Como a dos índios, quebrados em suas terras, lá na Serra do Teimoso, comprida como coluna deitada, cheia das dores dos que lutaram por suas vidas, suas terras e a possibilidade de ter o amanhã para seus filhos; contra a maldita ganância de brancos poderosos, famintos por crueldades, conformados em sua fé medonha, negando outros homens. Ainda deitado me espanto daquilo tudo, corpos imóveis faziam convite à reflexão: o que aconteceu? Mataram antes deles morrerem! Essa era a certeza no ar, à meia voz, de boca em boca, mas pouco se falou sobre isso. Quem diz ter Deus são os mais raivosos, às vezes melhor ser incrédulo, pensava. - quem pouco sofreu tormentas, atormenta. Eu era meio justiça, meio força, meio desespero.
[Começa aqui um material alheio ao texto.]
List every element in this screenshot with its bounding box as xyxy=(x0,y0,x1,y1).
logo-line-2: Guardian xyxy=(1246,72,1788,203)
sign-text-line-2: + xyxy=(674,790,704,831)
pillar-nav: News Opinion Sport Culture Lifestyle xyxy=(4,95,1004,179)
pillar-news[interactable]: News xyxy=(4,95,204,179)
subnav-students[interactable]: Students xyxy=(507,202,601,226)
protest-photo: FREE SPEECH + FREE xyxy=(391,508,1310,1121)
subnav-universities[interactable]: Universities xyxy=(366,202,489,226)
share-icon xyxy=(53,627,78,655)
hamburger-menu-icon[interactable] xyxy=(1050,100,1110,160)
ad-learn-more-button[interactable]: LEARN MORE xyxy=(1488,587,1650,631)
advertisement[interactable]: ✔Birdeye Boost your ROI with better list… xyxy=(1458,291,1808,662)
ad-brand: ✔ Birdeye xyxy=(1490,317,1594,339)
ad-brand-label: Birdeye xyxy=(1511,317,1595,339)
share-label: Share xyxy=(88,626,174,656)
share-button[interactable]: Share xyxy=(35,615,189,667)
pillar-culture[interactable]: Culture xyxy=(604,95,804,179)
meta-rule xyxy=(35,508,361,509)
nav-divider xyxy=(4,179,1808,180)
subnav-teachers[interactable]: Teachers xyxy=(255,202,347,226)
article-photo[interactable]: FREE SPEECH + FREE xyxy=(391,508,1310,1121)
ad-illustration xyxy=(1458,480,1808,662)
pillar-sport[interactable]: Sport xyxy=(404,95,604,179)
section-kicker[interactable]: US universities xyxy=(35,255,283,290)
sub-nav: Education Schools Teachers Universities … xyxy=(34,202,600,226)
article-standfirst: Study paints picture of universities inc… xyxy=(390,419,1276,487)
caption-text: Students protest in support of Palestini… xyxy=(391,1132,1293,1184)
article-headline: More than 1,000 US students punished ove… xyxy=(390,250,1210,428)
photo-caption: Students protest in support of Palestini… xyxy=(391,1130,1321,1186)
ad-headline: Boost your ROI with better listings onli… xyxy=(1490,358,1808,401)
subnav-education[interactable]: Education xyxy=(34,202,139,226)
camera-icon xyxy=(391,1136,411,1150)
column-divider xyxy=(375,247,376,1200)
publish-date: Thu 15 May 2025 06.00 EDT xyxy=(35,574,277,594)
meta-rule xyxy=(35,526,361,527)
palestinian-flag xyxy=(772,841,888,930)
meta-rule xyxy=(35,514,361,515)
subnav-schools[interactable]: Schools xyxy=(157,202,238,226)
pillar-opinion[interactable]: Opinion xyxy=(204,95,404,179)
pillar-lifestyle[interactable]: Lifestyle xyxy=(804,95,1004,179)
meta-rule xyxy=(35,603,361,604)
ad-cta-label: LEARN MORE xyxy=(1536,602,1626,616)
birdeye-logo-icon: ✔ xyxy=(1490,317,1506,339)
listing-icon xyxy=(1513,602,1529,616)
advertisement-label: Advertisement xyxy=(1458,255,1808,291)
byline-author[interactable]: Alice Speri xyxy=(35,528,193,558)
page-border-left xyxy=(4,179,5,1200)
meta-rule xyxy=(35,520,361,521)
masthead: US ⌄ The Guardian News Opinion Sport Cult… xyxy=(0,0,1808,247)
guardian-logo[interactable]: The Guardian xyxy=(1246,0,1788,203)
Porque está sendo o que foi, saiu, mas mesmo assim ficou. Vida difícil, meio descartável, mas que permanece. A certeza caia: mundo ruim. Desde o início da vida já estava decretado o desfecho. Como minha coluna, castigada pelo que passei. O desejo é de ser livre, liberdade ou prisão; e eles tanto lutaram...Enfrentaram os riscos, foram eliminados pelas trevas, mas a dor pariu esperanças, certeza de que não vale a pena se entregar. foi assim… É daqui pra mais longe, sou também assim, girassol resistente.

Abro devagar a porta, como o olho que se abre para a luz, apesar da coluna fraca continuar a doer, ainda encontro motivos para rir; lá estava ele, o sol, meu companheiro, nascendo novamente, sempre presente nas roças, nas plantações que fiz, nos caminhos que tracei e cruzei, minha vida. O gigante que me promovia forças. Era mais um dia de se estar vivo, e eu, girassol tinhoso e teimoso, me abria para a experiência, certo de que venceria mais uma vez a ressaca.